Alternative splicing is a molecular mechanism by which different combinations of exons can be alternatively spliced to produce different mRNA isoforms. Recently, several databases have been published to predict the alternative splicing of mRNA; cancer-specific alternative splicing has also been predicted with these databases. Those variants may be potentially useful targets for cancer therapy, however, the accuracy and veracity of these databases have yet to be confirmed.


In this study, we analyzed 17 genes by reverse transcriptase-polymerase chain reaction (RT-PCR) that were predicted to have cancer-specific alternative splicing by using the splicing database, the Alternative Splicing Annotation Project (ASAP) by Lee et al, between 38 cancer cell lines from various organs and 9 corresponding normal tissues. By designing 2 types of primer sets for RT-PCR including (1) primers flanking the alternatively spliced exons and (2) primers spanning the exon/exon junctions, cancer-associated splicing variants were investigated.

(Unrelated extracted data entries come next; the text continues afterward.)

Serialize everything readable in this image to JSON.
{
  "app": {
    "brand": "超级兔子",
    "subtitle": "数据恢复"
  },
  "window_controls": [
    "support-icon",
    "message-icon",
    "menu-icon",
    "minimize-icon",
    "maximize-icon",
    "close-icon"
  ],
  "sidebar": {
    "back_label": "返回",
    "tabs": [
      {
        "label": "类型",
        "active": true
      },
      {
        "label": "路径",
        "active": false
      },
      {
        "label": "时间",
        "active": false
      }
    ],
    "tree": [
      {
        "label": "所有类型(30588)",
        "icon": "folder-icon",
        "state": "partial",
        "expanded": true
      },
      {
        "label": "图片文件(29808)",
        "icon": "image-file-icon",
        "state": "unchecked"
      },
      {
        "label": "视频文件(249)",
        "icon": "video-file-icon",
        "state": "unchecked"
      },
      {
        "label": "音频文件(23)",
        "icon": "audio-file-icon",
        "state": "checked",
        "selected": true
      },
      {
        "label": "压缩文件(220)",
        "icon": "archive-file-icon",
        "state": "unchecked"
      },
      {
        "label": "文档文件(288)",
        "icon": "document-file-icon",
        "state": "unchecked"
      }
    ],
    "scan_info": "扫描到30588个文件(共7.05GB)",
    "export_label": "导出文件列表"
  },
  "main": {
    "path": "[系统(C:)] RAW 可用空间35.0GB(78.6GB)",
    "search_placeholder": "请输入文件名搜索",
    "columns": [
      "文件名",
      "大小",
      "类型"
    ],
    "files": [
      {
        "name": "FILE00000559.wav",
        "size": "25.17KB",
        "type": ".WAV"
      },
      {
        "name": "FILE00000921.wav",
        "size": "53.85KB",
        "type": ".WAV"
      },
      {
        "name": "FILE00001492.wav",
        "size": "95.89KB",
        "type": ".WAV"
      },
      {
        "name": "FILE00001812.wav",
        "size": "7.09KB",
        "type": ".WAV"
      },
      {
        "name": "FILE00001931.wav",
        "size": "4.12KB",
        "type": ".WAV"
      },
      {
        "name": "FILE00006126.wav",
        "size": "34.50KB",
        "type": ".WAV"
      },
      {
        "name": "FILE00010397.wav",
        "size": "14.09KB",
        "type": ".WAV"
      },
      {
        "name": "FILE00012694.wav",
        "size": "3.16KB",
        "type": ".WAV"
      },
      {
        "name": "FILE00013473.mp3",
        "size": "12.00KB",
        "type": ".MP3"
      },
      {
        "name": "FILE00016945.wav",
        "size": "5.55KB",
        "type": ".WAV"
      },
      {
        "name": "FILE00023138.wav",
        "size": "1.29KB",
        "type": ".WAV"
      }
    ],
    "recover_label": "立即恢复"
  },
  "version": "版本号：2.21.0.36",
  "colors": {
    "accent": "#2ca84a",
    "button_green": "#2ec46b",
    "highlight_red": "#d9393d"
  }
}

The alternatively splicing events were detected in 15 of 17 genes (88%); 35 of 43 variants (81%) were detected successfully with RT-PCR. Among these variants, M-RIP, HYAL2, CDCA1, and MSMB genes showed differential expressions between cancer cell lines and corresponding normal tissues. Furthermore, RT-PCR with surgically resected gastric cancer tissues (diffuse type, 6; intestinal type, 4) confirmed that 2 variants of CDCA1 were upregulated in cancer tissues, whereas both variants of MSMB were expressed predominantly in normal tissues.


Alternative splicing variants, especially in CDCA1, were detected in this study and may be potentially useful as diagnostic markers and/or novel targets for anticancer therapy.